Kay’s play is both a celebration, and a questioning, of black queerness, and of women’s lives in all of their complexity. Drawing on her own mixed-race heritage and sexuality, she writes with a rare passion and poetry. At the same time, her characterization is quite bitty and the storytelling is sketchy. Yet Kay’s writing is so full of life, so exuberant that it’s hard to be too harsh: her keynote here is briskness, and she doesn’t pause very long to delve too deeply into her creations. Likewise, Lynette Linton’s lively production, her first as artistic director of this venue, has abbreviated the original two-act play into a 90-minute gig, set in a recording studio designed by Moi Tran, and with most of the 1980s references cut. The result is bright, warm and occasionally wonderfully joyous.

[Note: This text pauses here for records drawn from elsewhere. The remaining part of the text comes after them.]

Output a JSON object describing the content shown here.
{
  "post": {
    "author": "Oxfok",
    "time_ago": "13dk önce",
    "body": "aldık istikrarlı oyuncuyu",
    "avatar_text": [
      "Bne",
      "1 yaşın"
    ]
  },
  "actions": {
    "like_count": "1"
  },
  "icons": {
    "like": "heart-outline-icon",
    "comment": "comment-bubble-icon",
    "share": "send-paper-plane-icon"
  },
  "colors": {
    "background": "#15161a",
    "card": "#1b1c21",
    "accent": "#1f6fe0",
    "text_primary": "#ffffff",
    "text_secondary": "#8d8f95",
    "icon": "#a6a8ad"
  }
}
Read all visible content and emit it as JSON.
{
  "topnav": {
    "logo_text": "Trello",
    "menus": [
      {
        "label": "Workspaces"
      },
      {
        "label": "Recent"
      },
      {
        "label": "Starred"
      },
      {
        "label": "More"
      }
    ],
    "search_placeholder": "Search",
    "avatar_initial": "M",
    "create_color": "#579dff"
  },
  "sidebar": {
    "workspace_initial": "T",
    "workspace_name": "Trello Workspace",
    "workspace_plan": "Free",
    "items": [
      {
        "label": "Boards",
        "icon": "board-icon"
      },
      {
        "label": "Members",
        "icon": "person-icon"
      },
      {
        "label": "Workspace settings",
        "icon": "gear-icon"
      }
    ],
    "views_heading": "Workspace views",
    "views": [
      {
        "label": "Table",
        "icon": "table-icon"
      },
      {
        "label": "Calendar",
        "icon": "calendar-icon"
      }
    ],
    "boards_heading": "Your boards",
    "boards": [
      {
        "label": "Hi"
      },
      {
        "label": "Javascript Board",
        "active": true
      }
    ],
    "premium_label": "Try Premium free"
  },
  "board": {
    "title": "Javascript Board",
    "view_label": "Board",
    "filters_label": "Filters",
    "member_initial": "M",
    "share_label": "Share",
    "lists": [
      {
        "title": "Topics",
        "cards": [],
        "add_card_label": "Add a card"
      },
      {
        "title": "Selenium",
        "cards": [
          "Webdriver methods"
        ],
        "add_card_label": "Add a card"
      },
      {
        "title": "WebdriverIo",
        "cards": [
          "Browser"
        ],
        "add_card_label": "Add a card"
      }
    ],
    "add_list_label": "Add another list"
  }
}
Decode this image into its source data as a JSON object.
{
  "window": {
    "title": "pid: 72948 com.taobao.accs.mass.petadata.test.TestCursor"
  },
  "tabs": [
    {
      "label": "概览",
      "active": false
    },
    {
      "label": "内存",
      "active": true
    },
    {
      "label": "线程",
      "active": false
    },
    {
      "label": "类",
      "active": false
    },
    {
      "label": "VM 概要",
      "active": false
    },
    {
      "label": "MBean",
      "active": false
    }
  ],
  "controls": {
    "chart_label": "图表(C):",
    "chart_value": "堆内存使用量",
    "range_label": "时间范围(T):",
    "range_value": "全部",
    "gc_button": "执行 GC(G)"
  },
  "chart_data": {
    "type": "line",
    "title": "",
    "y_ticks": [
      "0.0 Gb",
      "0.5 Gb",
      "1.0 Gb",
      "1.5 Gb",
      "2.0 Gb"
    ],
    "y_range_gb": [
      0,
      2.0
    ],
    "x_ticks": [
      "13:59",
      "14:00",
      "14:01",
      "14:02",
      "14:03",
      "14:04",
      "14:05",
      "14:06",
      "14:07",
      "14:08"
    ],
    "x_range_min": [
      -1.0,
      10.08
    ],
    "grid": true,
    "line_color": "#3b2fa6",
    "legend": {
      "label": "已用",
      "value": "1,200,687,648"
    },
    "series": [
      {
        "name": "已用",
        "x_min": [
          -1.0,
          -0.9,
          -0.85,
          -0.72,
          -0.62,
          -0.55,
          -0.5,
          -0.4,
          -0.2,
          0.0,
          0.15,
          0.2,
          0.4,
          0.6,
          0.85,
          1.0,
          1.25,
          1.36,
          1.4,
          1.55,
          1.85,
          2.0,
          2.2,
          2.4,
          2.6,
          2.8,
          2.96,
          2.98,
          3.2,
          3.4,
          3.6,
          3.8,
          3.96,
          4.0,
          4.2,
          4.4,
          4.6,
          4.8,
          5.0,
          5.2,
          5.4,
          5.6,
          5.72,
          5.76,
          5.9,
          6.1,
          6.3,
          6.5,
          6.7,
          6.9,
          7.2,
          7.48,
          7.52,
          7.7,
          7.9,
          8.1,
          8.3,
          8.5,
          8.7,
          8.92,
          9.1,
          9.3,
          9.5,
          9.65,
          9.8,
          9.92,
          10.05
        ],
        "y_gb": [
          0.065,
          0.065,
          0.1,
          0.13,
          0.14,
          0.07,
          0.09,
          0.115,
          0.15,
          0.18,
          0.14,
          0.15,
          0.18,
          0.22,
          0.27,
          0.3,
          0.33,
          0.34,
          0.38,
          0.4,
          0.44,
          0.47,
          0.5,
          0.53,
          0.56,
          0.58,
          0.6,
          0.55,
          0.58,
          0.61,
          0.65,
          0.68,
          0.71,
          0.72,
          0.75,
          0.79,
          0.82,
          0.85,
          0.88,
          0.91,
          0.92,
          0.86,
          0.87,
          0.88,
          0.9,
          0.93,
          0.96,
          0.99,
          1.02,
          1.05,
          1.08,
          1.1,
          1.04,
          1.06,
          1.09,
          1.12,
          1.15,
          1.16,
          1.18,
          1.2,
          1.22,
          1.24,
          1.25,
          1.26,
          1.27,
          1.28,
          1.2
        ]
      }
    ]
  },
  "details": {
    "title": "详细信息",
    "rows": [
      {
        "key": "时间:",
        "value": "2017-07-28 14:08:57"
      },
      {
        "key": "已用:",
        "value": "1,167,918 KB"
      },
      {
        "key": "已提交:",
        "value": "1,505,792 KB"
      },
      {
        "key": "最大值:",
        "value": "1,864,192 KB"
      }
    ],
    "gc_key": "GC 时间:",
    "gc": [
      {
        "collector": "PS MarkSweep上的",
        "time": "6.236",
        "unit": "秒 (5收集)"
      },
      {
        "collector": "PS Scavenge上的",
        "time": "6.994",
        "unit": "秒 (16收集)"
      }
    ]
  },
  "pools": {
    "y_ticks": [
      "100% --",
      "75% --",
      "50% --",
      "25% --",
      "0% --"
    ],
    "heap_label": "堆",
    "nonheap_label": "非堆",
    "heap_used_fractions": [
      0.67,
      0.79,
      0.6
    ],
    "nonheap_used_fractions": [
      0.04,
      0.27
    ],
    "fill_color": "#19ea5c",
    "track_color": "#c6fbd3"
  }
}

The latest play in the Bush’s ongoing “Passing the Baton” series, dedicated to reviving rarely seen work by artists of colour, Chiaroscuro proves that sometimes in the theatre you don’t need to provide answers: it is sufficient to ask the right questions. Kay, who is Scottish poet laureate, explores not only the complex web of feelings between mothers and daughters, but also suggests some of the loneliness and emotional anguish of love and relationships. Linton’s directing is sensitive to these shifts of feeling, and she is good at following the currents that ebb and flow through the writing, using music as the perfect accompaniment, with the cast laying down tracks and keeping up a satisfying improvisatory feel. And there is no shortage of touching moments.

The serious themes of the play are suggested by its title, which evokes lightness and darkness, and definitions of race are troubled in its account of the feelings of queer women. In almost every short episode, the restrictive notions of racial or sexually purity are vigorously, if briefly, questioned. Debates about identity, and the importance of names and naming, snake through the action, and Kay’s unsentimental view of the realities of black female experience comes across as freshly as ever. Underlining everything is the simple point that all people are diverse in their feelings and experiences. In this production a very talented cast of actor-musicians animate the incidents with composer and actor Shiloh Coke’s excellent music, which ranges from soulful solo melodies to rocky band numbers.

Live music and spoken word mix, not always comfortably, in a show that plays to the considerable strengths of Coke (whose Beth is amusingly incisive and level-headed), Anoushka Lucas (fragile Opal), star singer Preeya Kalidas (smooth-voiced Aisha) and Gloria Onitiri (feisty Yomi). But however warmhearted, with its sparkles of wit and perceptive insights into what makes all of us human, it has to be admitted that both the characterization and plot are patchy, and that Kay prefers poetry and song over traditional forms of playwriting. Yet if you’re happy to go with the flow, then you’ll certainly enjoy this sensitive and emotionally true show.